Mobilità sociale e mondo del lavoro nell’Italia basso medievale

Dipartimento di Storia, Beni Culturali e Territorio
Cagliari, giovedì 18 dicembre 2014 ore 9.15

Giuliano Pinto (Firenze), manifatture rurali,
Franco Franceschi (Arezzo), manifatture urbane
Donata Degrassi (Trieste), industria mineraria.
Maria Paola Zanoboni (Milano), lavoro femminile.

Questionario sottoposto ai relatori

Sarebbe importante, innanzitutto, discutere dell’argomento imprenditorialità come capacità di trovare nuovi clienti e attrarre capitali e quindi in generale di creare attorno a sé e alla propria attività un clima di fiducia crescente. L’allargamento della clientela e l’accumulazione della ricchezza dovranno essere indagate attraverso due categorie consolidate: produzione di cose nuove oppure produrre cose tradizionali con metodi e mezzi diversi.
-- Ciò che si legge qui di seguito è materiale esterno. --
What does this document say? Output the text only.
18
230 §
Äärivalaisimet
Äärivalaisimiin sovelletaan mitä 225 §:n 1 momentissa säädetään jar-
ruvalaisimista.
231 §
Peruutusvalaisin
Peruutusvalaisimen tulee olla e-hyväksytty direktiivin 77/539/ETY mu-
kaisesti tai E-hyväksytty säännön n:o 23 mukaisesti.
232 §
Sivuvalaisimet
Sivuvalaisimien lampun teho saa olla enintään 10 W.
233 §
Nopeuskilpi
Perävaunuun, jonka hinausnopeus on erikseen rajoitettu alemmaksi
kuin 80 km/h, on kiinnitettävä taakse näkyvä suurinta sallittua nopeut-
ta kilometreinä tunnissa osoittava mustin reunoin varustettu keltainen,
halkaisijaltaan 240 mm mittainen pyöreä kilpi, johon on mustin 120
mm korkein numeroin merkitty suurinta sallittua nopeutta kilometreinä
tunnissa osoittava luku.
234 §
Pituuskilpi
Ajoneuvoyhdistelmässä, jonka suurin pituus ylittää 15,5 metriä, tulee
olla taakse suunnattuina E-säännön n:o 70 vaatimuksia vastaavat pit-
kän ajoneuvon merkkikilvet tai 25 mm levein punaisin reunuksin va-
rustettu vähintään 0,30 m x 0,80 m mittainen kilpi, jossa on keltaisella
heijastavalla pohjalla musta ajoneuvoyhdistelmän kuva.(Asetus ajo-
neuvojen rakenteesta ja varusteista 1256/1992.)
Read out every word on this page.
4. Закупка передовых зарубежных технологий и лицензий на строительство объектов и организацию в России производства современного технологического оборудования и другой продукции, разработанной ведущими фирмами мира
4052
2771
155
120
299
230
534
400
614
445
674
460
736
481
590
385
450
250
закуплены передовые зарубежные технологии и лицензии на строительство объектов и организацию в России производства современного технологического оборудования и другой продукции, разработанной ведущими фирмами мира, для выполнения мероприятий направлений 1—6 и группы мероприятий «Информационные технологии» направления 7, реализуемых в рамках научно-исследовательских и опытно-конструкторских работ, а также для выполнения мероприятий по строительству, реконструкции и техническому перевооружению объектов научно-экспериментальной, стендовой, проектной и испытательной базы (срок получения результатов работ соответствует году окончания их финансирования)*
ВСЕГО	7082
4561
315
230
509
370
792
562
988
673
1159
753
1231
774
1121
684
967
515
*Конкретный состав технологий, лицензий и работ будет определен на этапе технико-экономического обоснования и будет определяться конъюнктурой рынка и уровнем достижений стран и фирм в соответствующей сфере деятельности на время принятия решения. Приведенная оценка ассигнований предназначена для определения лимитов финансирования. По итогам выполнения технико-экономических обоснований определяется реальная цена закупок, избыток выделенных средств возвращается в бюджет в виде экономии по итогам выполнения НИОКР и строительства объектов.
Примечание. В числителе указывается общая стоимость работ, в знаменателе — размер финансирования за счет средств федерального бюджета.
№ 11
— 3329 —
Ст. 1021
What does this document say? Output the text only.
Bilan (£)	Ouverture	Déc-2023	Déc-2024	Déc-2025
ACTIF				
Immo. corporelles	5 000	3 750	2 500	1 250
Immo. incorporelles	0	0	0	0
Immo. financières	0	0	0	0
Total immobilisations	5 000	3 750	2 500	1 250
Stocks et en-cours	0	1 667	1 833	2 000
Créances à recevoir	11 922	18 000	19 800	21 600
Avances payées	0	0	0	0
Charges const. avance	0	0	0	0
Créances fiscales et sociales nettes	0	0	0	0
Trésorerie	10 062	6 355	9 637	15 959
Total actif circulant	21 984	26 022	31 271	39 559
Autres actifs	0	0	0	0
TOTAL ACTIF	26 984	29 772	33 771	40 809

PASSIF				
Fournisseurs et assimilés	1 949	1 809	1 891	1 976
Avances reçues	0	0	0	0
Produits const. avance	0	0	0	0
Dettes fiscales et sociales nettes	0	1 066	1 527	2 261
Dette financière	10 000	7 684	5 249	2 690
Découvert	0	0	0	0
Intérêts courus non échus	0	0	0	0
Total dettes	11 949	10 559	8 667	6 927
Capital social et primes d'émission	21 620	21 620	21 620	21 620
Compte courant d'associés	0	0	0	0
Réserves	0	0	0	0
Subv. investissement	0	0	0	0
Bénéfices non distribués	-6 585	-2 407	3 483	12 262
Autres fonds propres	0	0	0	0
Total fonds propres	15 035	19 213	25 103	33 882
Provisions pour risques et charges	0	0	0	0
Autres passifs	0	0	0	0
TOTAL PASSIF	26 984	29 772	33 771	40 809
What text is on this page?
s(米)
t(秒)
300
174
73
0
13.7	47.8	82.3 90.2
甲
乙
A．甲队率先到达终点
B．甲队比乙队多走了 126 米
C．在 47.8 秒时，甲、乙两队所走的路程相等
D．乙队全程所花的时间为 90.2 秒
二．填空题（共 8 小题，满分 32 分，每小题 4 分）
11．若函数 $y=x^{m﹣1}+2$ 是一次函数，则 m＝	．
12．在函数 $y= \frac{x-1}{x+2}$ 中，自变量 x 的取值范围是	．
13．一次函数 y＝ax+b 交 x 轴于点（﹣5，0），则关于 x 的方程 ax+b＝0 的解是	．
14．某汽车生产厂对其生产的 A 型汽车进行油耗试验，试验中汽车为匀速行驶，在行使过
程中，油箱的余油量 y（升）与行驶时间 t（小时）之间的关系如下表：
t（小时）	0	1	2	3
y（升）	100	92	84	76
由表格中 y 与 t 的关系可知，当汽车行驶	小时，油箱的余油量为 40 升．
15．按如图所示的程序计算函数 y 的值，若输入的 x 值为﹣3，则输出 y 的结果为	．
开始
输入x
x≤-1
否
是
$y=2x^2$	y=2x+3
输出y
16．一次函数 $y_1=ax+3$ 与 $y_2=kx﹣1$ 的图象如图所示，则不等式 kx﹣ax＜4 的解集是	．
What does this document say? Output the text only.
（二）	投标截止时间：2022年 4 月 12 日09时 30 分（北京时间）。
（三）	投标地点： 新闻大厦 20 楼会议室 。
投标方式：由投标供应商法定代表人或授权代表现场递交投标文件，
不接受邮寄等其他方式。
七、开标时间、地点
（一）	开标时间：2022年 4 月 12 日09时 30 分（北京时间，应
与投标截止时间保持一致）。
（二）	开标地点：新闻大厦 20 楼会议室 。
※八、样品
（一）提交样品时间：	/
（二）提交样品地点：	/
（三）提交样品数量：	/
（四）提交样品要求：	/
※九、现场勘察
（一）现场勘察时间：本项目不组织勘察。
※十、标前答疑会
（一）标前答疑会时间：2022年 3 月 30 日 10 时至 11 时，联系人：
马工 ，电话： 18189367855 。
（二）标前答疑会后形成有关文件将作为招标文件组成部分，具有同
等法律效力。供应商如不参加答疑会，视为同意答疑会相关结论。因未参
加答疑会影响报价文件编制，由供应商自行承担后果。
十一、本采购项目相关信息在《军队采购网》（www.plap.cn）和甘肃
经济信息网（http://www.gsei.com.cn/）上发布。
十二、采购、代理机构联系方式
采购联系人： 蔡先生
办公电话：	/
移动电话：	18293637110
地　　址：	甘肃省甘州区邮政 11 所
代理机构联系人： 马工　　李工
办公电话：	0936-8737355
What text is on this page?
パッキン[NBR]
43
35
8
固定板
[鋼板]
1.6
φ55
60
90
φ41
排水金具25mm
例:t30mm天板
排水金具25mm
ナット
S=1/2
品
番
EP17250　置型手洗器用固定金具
Sarà inoltre importante descrivere i processi di acquisizione delle professionalità (soprattutto nel mondo dell’artigianato qualificato e delle corporazioni di mestiere) e del modo in cui queste vengono spese sul mercato ma non solo: pertanto, accanto all’analisi dell’eventuale successo sul piano professionale, dovrà essere considerato anche e soprattutto la crescita di status sociale nella considerazione generale. Per questo sarà importante avere un occhio di riguardo per il riconoscimento pubblico dell’importanza di alcuni mestieri e di alcune professionalità.
Nello specifico degli singoli interventi si dovrebbe tenere conto dei seguenti quesiti:

    a) Nell’ambito degli insediamenti rurali esisteva una ‘borghesia di castello’? E se sì quando e come si era formata? Con quali caratteristiche? Quale fu la sua evoluzione nel corso della cosiddetta crisi trecentesca? Quale rapporto dialettico è possibile ricostruire, per differenti aree regionali italiane, tra il fenomeno della mobilità sociale nei borghi rurali e il ruolo di attrazione dei centri urbani?
    b) Nel mondo manifatturiero cittadino erano ovviamente possibili ascese economiche e sociali anche importanti, ma nell’ambito di quali mestieri? In particolare esisteva o no un diaframma sociale tra chi si occupava di aspetti manageriali e imprenditoriali in genere e chi esercitava un mestiere per quanto professionalizzato e qualificato esso fosse? E, inoltre, nell’ambito dei mestieri artigiani, esistevano delle realtà urbane disposte a premiare più di altre i talenti e le capacità professionali? E se sì per quali motivi?
    c) L’ambito minerario è generalmente percepito come quello dei tecnici per eccellenza e delle migrazioni qualificate anche sulle lunghe distanze. Tangheroni ad esempio ipotizzò che la parola di origine tedesca ‘guelco’ (fonditore di vene di argento) presente nel Breve di Villa di Chiesa presupponesse un’immigrazione di tecnici di area germanica incentivata dai Donoratico (fondatori della città sarda, ma già promotori di villaggi minerari in Maremma). Quanto è vera questa impressione? Esistono testimonianze italiane esplicite sull’importanza attribuita all’esperto minerario nei secoli del basso medioevo? In quale misura l’expertise veniva remunerata non solo da un punto di vista meramente economico? Esiste un numero sufficientemente numeroso di carriere professionali di successo? Quanto questi tecnici erano richiesti da paesi vicini e lontani? Fino a dove essi erano disposti a spostarsi per conseguire una promozione economica e sociale?
    d) Per il lavoro femminile, innanzitutto andrà chiarito se parliamo di lavoro urbano o rurale o di entrambi. In ogni caso si dovrà evitare il rischio di descrivere i mestieri femminili o di limitarsi alla pur importante scoperta di lavori ‘virili’ effettuati da donne. Viceversa quali erano gli ambiti nei quali poteva svilupparsi una specifica professionalità femminile, tale da comportare una, comprensibilmente relativa, mobilità sociale? Sarebbe inoltre possibile individuare fonti che facciano luce sui differenti gradi di approvazione etico-sociale per queste lavoratrici?